Je suis très client de ce genre de films, mais là j’ai été déçu. Le film se laisse voir, mais on devine tous les twists, à tel point qu’on se demande pourquoi les personnages eux mêmes ne les voient pas. Pour que ce type de film fonctionne, il faut une mécanique parfaitement huilée, hors ici le scénario est un peu lache.

Loozap
18/02/2023 à 23:24

Seulement à voir la bande d'annonce j'aimerai vraiment le voir

Tranchk
18/02/2023 à 05:26

Un scénario intéressant mais trop de twists. Des personnages pas du tout développés avec des motivations donc beaucoup trop simplistes (tout ce qu'il ne faut pas faire dans un film avec des arnaqueurs).
Les personnages interprêtés par Juliane Moore et Sebastian Stan sont, du coup, totalement antipathiques (ce ne sont même pas des anti-héros, ils sont purement détestables). Ce à un point tel qu'on sent venir le dernier twist (qui est sensé être le "plus gros").

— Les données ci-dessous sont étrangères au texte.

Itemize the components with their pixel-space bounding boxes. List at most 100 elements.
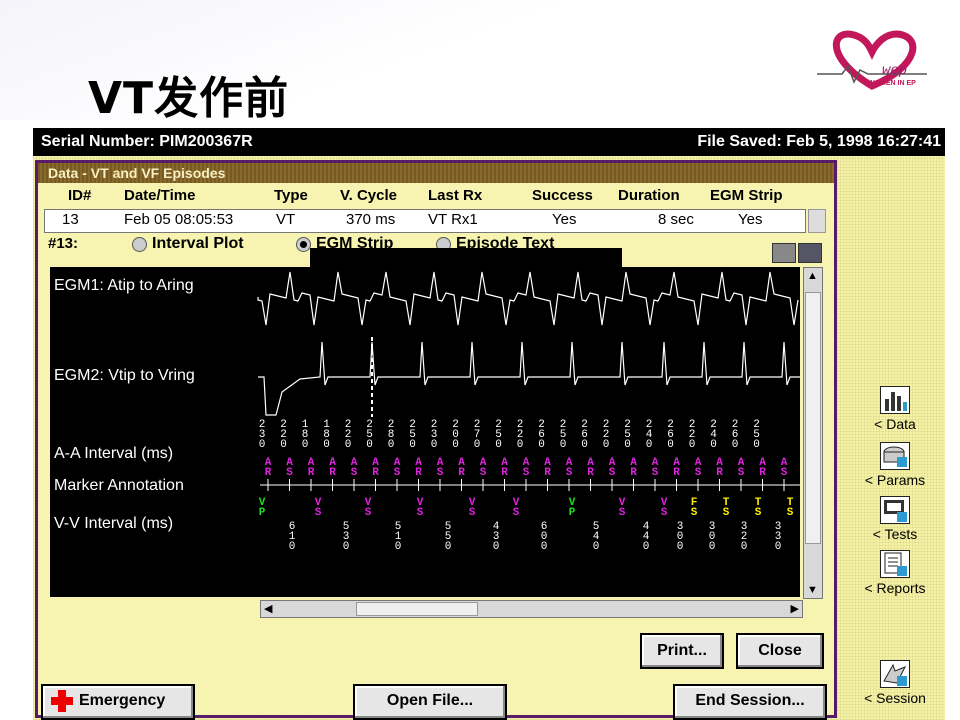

La fin est néanmoins relativement satisfaisante mais c'est au prix d'un scénario bien tordu sous certains aspects (encore une fois parce que les personnages ne sont pas développés) et, à la lumière de ce qu'on apprend à la fin du film, une relative incohérence dans la relation entre les persos de Max et Madeline.

Quelques questions sont laissées en suspens. J'espère sincèrement que ça ne fera pas l'objet d'une suite ou d'un préquel parce que ça concerne les deux personnages cités plus haut...

En résumé, un film finalement assez décevant qui l'aurait moins été si les persos avaient été développés (et c'est assez incompréhensible qu'ils ne le soient pas)

saiyuk
17/02/2023 à 16:07

Sebastien Stan, sa carriére hors MCU est trés interessante, j'aime bcp

Morcar
17/02/2023 à 11:22

La bande-annonce est assez tentante, et c'est le genre de film qui me plait quand c'est bien fait, même si ça reste classique. Donc je ne vais pas tarder à y jeter un oeil.

Si je ne me trompe pas, c'est le premier long métrage du réalisateur qui avant ça oeuvrait sur des série TV (dont "Andor", que j'ai trouvée plutôt bien faite), donc à ce niveau là aussi a doit être intéressant à voir.